Avi Cohen, Israel's first international soccer star to play in England's top flight league, passed away in a Tel Aviv hospital Wednesday, after succumbing to injuries sustained in a motorcycle accident last week. He was 54.
Cohen had been riding his motorcycle in Ramat Gan when he was reportedly hit by a car. He was taken to Ichilov Hospital in Tel Aviv, where he underwent immediate surgery and was placed in intensive care. He had been in a coma since the accident.
Cohen is considered one of the greatest Israeli soccer players of all time. Born in Cairo, he began his career with Maccabi Tel Aviv in 1975. Within a year, he was a regular member of the Israeli national team. He quickly caught the eye of several clubs, including Liverpool, which, at the time, was the dominant force in English soccer.
In 1979, he joined the Reds for a fee of $450,000, becoming the first Israeli to play for an English team.
Cohen's greatest moment in a Liverpool shirt came on September 25, 1979, when he was selected in the starting 11 for his team's game against Aston Villa. The Reds, who were reigning league champions at the time, needed to win a win to retain their title - and things looked to be going according to plan when they took an early lead. Just before half time, however, Cohen scored an own goal to level the score.
But five minutes after the restart, he made amends by scoring his side's second goal. Liverpool went on to win 4-1 and the championship remained on Merseyside.

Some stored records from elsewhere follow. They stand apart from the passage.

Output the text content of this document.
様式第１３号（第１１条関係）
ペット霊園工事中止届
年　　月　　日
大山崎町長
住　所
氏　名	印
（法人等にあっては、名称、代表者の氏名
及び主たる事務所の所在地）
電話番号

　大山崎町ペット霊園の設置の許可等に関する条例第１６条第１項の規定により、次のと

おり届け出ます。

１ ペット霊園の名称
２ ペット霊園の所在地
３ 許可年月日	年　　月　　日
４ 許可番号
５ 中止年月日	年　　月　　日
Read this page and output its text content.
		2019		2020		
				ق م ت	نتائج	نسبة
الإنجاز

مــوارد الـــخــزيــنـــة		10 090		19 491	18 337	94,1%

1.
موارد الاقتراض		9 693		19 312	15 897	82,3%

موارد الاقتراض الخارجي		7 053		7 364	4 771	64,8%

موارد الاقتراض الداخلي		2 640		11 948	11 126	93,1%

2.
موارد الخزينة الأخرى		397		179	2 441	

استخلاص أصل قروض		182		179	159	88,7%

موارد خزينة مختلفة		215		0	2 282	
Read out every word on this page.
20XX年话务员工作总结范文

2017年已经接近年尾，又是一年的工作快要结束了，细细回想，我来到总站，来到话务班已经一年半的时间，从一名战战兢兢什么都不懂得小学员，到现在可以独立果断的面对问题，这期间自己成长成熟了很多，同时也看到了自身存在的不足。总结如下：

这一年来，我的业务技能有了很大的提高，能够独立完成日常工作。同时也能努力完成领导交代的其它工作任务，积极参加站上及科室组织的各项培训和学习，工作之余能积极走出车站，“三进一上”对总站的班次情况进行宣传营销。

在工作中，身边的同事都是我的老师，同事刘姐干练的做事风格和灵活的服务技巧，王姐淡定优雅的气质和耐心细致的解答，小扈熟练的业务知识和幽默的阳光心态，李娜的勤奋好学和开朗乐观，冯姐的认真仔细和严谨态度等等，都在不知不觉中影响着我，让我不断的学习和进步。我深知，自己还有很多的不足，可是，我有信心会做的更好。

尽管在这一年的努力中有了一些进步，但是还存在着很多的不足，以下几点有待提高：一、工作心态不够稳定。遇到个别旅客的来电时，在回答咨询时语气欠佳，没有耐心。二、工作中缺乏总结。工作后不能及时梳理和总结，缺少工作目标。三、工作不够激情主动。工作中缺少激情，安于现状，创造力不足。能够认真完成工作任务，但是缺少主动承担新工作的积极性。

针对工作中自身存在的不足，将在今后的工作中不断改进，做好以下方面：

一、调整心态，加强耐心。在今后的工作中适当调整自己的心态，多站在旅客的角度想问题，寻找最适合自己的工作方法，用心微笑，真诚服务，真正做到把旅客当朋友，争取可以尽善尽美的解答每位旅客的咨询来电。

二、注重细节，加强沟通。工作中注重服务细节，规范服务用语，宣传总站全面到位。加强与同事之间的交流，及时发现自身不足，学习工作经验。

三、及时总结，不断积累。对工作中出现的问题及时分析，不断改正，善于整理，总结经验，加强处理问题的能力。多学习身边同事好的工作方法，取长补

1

The next season - his last in England - Cohen was part of the Liverpool squad that won the European Cup, before returning to Maccabi Tel Aviv.
After a brief period in Scotland, where he played 15 games for the Glasgow Rangers, Cohen returned to Maccabi for a third spell, before retiring as a player in 1990. He has since coached six teams and, for the past five years, been chairman of the Israel Professional Footballers Association.
Cohen's son, Tamir Cohen, is a midfielder for the Bolton Wanderers in northern England. He flew back to Israel after the accident to be by his father's bedside.
Dozens of Liverpool fans paid tribute to Cohen on the club's website, many of them recalling his two-goal performance in September 1979. "YNWA," many of the tributes read, quoting Liverpool's famous anthem, You'll Never Walk Alone.